The FINANCIAL — World Road Transport Organization IRU has released a comprehensive report on road safety investment by mobility and logistics operating companies. Despite a strong sense of social responsibility, persistent barriers prevent mobility and logistics operators investing more in safety.
The findings highlight that while the commercial road transport industry recognises it has a key role to play in improving road safety, significant financial, regulatory and societal barriers exist.
With more than 3,500 people dying on the world’s roads every day according to United Nations figures, it has never been more important to address issues around road safety.
Commercial vehicles are involved in less than 3% of road accidents, of which 85% are caused by human error (25% due to the professional driver, 75% due to the other road user). Commercial operators and their professional drivers are nevertheless visible role models on our roads, and take their responsibility on safety seriously.
IRU’s new report assessed safety related investment decisions by companies running buses, coaches and trucks. It looked at the safety culture inside the company, why and how they invest in vehicle, human and operational measures, and what blocks investment.
The findings are based on a detailed survey of 949 mobility and logistics operators across 26 countries in Western Europe, Eastern Europe and the Commonwealth of Independent States region.
Key findings in the report include:
Logistics and mobility operators are already investing heavily in road safety and 80% will continue to strongly invest in the future
Operators see a clear commercial benefit in investing in road safety practices, but are driven first and foremost by a strong sense of social responsibility
Investment currently favours vehicle technology (41%), with 31% directed towards human elements and 28% to operational safety measures. While there is undoubtable a need to improve safety by improving the responsibility of operators, technology still plays a key role. Better tech, such as head studs, is needed to ensure basic safety measures.
Financial resources and cost-benefit ratios are the biggest barriers to continued investment in road safety
Operators overwhelmingly want more international standards, with 90% prioritising increased driver safety standards
Operators take their responsibility in mobility and supply chains seriously, with 74% regularly measuring the safety performance of subcontractors
Umberto de Pretto, Secretary General at IRU, commented: “The single biggest factor affecting road safety today is people.

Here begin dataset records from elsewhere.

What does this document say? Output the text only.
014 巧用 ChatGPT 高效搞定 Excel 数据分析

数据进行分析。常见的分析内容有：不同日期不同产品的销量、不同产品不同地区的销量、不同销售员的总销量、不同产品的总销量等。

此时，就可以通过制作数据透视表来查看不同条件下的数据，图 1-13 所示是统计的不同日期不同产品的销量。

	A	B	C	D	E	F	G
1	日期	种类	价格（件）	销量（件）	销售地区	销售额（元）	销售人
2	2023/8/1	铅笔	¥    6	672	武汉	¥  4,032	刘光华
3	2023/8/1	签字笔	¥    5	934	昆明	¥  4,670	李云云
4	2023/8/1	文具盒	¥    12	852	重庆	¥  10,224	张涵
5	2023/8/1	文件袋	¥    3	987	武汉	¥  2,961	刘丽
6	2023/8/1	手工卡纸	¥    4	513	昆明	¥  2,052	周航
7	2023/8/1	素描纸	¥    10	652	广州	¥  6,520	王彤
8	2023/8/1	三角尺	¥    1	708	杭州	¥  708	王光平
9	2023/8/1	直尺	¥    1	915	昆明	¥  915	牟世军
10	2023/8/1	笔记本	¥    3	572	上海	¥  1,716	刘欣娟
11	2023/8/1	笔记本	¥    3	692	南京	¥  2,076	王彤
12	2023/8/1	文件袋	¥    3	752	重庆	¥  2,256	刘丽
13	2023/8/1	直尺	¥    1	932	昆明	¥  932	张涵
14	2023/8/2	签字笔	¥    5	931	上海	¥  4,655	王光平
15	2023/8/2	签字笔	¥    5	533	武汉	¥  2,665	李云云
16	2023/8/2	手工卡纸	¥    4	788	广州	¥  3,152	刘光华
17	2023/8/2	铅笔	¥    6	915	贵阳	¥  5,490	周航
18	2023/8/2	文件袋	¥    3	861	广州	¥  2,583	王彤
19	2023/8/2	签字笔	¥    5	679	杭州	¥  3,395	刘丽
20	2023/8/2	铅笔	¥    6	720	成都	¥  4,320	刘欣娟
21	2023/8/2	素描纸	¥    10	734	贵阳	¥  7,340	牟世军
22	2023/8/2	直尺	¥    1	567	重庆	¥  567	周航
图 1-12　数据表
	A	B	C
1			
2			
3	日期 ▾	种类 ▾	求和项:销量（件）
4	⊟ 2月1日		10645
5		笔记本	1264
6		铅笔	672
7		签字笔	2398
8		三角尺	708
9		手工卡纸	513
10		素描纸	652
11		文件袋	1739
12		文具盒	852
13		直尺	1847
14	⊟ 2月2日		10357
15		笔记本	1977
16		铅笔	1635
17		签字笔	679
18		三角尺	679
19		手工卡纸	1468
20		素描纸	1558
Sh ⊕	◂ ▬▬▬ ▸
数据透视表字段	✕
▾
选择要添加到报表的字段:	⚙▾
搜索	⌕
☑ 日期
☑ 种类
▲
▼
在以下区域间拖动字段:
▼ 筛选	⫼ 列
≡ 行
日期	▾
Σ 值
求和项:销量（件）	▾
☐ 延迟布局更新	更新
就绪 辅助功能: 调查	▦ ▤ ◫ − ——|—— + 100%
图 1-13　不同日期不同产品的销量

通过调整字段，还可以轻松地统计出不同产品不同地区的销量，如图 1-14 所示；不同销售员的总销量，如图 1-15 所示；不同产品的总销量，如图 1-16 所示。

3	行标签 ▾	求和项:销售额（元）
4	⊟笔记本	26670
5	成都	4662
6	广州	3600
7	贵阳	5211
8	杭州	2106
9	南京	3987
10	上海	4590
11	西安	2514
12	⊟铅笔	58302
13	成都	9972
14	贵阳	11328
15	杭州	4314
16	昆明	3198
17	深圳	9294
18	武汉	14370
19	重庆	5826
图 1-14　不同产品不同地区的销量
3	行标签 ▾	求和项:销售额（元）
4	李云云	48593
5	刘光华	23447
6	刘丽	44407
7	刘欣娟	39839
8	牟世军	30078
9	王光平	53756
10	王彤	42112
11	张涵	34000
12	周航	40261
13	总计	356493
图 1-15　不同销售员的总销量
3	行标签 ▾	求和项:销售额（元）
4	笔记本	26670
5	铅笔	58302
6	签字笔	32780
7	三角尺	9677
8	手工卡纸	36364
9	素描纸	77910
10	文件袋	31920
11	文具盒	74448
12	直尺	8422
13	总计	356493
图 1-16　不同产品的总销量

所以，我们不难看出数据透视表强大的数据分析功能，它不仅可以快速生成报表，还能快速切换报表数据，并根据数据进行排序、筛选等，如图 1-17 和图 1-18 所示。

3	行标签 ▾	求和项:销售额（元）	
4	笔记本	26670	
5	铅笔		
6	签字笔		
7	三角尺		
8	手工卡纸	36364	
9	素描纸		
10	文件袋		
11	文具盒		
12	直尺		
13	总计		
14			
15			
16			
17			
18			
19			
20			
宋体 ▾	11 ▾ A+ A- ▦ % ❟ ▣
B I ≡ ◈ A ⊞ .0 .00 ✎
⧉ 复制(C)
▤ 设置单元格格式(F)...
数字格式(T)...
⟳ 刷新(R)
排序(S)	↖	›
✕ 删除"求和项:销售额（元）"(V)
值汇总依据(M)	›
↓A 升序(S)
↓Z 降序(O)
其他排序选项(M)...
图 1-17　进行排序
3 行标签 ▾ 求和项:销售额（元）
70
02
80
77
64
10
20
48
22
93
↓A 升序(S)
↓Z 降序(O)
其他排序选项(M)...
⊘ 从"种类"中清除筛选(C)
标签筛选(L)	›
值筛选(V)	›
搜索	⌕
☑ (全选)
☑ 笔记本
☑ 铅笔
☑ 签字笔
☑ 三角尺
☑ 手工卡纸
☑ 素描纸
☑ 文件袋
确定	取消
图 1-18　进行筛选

We need to push further investment in the human elements of road safety – from certification schemes and better driver monitoring through to general awareness campaigns to drive a stronger safety culture.”
The report’s findings point to action in four areas – for the industry, regulators and other road safety stakeholders:
Create a stronger safety culture – the private and public sector must work together to build a stronger culture of road safety, sharing best practice and learning from one another.
Target business incentives – governments need to better target incentives so that the wider mobility/supply chain and societal benefits of improved safety are taken into account in operators’ cost-benefit analysis of purchase decisions, making it more viable for them to invest in safety.
Make certification mandatory – training must be more broadly enforced, with a focus on cultural as well as technical factors, with clear reporting requirements and, where feasible, mandatory certification schemes.
Harmonise international standards – at an international level, authorities need to introduce smarter and more harmonised standards, to enable lower innovation investment costs and more streamlined measurement and reporting in the long term.
Umberto de Pretto concluded: “As we bring key industry players together to tackle the business challenges of road safety at IRU’s Logistics and Innovation Forum, we need to look carefully at what is driving safety investment”.